En 2020, Malte s'est classée première avec un taux de conformité de 89%. La Belgique s'est classée deuxième, à égalité avec le Luxembourg, avec 73%. C'est bien, mais cela montre qu'il y a encore du travail à faire en Belgique pour garantir les pleins droits et la protection des personnes LGBTQI+. En comparaison, la France est à 56%, l'Allemagne à 51%, la Croatie à 46% et la Hongrie à 33%. L'Italie est le pays d'Europe occidentale qui se classe dernier avec seulement 23%. En bas de ce classement, on trouve la Russie avec 10%, la Turquie avec 4% et l'Azerbaïdjan avec 2%.

Cet index ne décrit que le cadre, les lois et les politiques en vigueur, mais pas la manière dont elles sont mises en œuvre. Ni comment elles protègent, ou non, les personnes LGBTQI+ dans la vie quotidienne. Alors, comment les personnes homosexuelles vivent-elles la vie en Belgique ?

Le retour d'expérience des personnes LGBTQI+ vivant en Belgique

A Enquête européenne de 140K personnes LGBTQI+ - réalisée par l'agence européenne des droits fondamentaux en 2019 - nous fournit quelques éléments pour évaluer à quel point les personnes queer se sentent en sécurité en Belgique.

Publiés en 2020 - avec le titre évocateur de "Un long chemin vers l'égalité" - les résultats de cette enquête nous apprennent que :

  • 56% des répondants LGBTQI+ vivant en Belgique pensent que le gouvernement combat efficacement les préjugés et l'intolérance (9e rang - la moyenne est de 33%).
  • 34% des partenaires de même sexe évitent jamais ou rarement de se tenir la main en public par crainte d'être agressés, menacés ou harcelés (16e rang - la moyenne est de 39%).
  • 37% des personnes LGBTQI+ évitent souvent ou toujours certains endroits par crainte d'être agressées, menacées ou harcelées (10e rang - la moyenne est de 34%).
  • 42% ont été victimes de harcèlement en raison de leur statut de LGBTQI+ au cours de l'année précédente (4e rang - la moyenne est de 38%).
  • 14% ont subi une agression physique ou sexuelle parce qu'ils sont LGBTQI+ au cours des cinq dernières années (3e rang - la moyenne est de 11%) et seulement 20% d'entre eux ont signalé ces crimes à la police.
  • 22% n'ont pas signalé une agression physique par crainte d'une réaction homophobe ou transphobe lorsqu'ils signalent une telle agression à la police.

Ces données nous montrent que même dans un pays ouvert comme la Belgique et une ville ouverte comme Bruxelles, il y a encore beaucoup à faire pour que les personnes LGBTQI+ se sentent en sécurité et protégées dans leur vie quotidienne.

Une action importante qui pourrait contribuer à mettre en lumière la question de la sécurité des LGBTQI+ consisterait à signaler toute agression ou discrimination de quelque nature que ce soit afin d'obtenir une vision plus précise de la situation actuelle des personnes homosexuelles dans la ville.
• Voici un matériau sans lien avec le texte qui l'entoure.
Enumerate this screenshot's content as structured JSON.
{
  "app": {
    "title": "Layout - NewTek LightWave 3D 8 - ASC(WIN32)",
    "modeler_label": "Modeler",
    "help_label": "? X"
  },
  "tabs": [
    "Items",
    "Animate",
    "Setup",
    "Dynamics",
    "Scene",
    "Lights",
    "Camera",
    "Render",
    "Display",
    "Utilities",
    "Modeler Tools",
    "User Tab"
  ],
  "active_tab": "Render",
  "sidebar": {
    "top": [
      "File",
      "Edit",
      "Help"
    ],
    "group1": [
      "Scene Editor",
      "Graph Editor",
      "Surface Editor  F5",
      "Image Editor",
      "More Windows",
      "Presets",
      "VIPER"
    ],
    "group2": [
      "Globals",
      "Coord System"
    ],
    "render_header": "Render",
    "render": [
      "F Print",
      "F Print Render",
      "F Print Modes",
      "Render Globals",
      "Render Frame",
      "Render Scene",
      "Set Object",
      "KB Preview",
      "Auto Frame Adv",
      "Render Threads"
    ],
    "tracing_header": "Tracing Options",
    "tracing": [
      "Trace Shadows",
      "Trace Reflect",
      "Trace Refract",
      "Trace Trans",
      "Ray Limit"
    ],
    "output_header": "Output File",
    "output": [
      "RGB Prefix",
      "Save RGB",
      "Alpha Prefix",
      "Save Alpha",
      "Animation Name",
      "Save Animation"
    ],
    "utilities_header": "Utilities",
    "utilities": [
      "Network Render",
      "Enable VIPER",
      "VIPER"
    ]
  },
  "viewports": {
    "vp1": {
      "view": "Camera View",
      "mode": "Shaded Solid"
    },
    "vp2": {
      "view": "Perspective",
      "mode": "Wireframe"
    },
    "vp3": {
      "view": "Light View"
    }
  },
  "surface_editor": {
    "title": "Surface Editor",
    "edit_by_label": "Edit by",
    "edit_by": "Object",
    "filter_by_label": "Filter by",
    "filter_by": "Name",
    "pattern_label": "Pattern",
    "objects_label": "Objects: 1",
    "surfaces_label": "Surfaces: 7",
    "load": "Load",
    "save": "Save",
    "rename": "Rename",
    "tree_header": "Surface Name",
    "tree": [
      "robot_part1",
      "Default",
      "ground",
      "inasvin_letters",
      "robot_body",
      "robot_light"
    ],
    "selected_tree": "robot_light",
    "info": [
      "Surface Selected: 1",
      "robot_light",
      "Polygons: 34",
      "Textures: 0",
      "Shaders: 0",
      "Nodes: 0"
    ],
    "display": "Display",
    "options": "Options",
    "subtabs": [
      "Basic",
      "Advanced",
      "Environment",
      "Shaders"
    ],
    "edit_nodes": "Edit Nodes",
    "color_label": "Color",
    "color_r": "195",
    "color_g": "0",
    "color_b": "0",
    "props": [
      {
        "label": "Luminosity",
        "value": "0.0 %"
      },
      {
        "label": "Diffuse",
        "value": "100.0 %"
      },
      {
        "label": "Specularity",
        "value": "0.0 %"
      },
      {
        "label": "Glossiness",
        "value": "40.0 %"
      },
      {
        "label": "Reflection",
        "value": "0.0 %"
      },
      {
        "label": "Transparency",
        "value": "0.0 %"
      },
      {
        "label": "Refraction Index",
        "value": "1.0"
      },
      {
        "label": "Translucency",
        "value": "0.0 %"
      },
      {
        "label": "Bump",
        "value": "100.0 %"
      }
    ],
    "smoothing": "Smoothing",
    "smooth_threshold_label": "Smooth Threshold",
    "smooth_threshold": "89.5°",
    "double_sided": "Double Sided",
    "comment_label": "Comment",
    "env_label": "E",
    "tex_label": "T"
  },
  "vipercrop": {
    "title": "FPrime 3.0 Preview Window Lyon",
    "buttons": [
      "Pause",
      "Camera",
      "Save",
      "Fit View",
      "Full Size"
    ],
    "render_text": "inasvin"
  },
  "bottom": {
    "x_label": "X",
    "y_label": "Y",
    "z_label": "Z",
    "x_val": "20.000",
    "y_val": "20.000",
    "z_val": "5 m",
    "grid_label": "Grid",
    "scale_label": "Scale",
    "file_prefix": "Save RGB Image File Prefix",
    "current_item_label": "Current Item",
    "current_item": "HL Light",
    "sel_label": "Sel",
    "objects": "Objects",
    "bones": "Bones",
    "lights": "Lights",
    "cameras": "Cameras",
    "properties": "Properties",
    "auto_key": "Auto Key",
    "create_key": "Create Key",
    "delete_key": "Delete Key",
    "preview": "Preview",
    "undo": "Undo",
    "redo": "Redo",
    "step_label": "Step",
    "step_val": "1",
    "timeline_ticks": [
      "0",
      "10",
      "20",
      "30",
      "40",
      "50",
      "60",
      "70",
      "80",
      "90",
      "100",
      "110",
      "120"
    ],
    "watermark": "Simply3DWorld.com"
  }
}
Actuellement, il existe deux structures auxquelles de telles agressions peuvent être signalées en Belgique :

  • Unia - le Centre interfédéral pour l'égalité des chances, qui traite de l'homophobie ou des discriminations fondées sur l'orientation sexuelle.
  • L'Institut pour l'égalité des hommes et des femmes, qui traite de la transphobie, de la discrimination des personnes intersexuées et de toutes les discriminations liées à l'identité et à l'expression de genre.

Contrairement à ce que j'ai fait il y a 15 ans, il est important de signaler toute agression ou agression verbale à ces structures afin que les données qu'elles recueillent reflètent la réalité de la situation des personnes LGBTQI+ en Belgique.

Vous pouvez le faire par les moyens suivants :

Le signalement de tous les incidents est une première étape pour attirer l'attention des responsables politiques sur cette question, afin de créer une dynamique qui permettra à la Belgique d'atteindre rapidement le score de 100% dans l'indice ILGA Rainbow.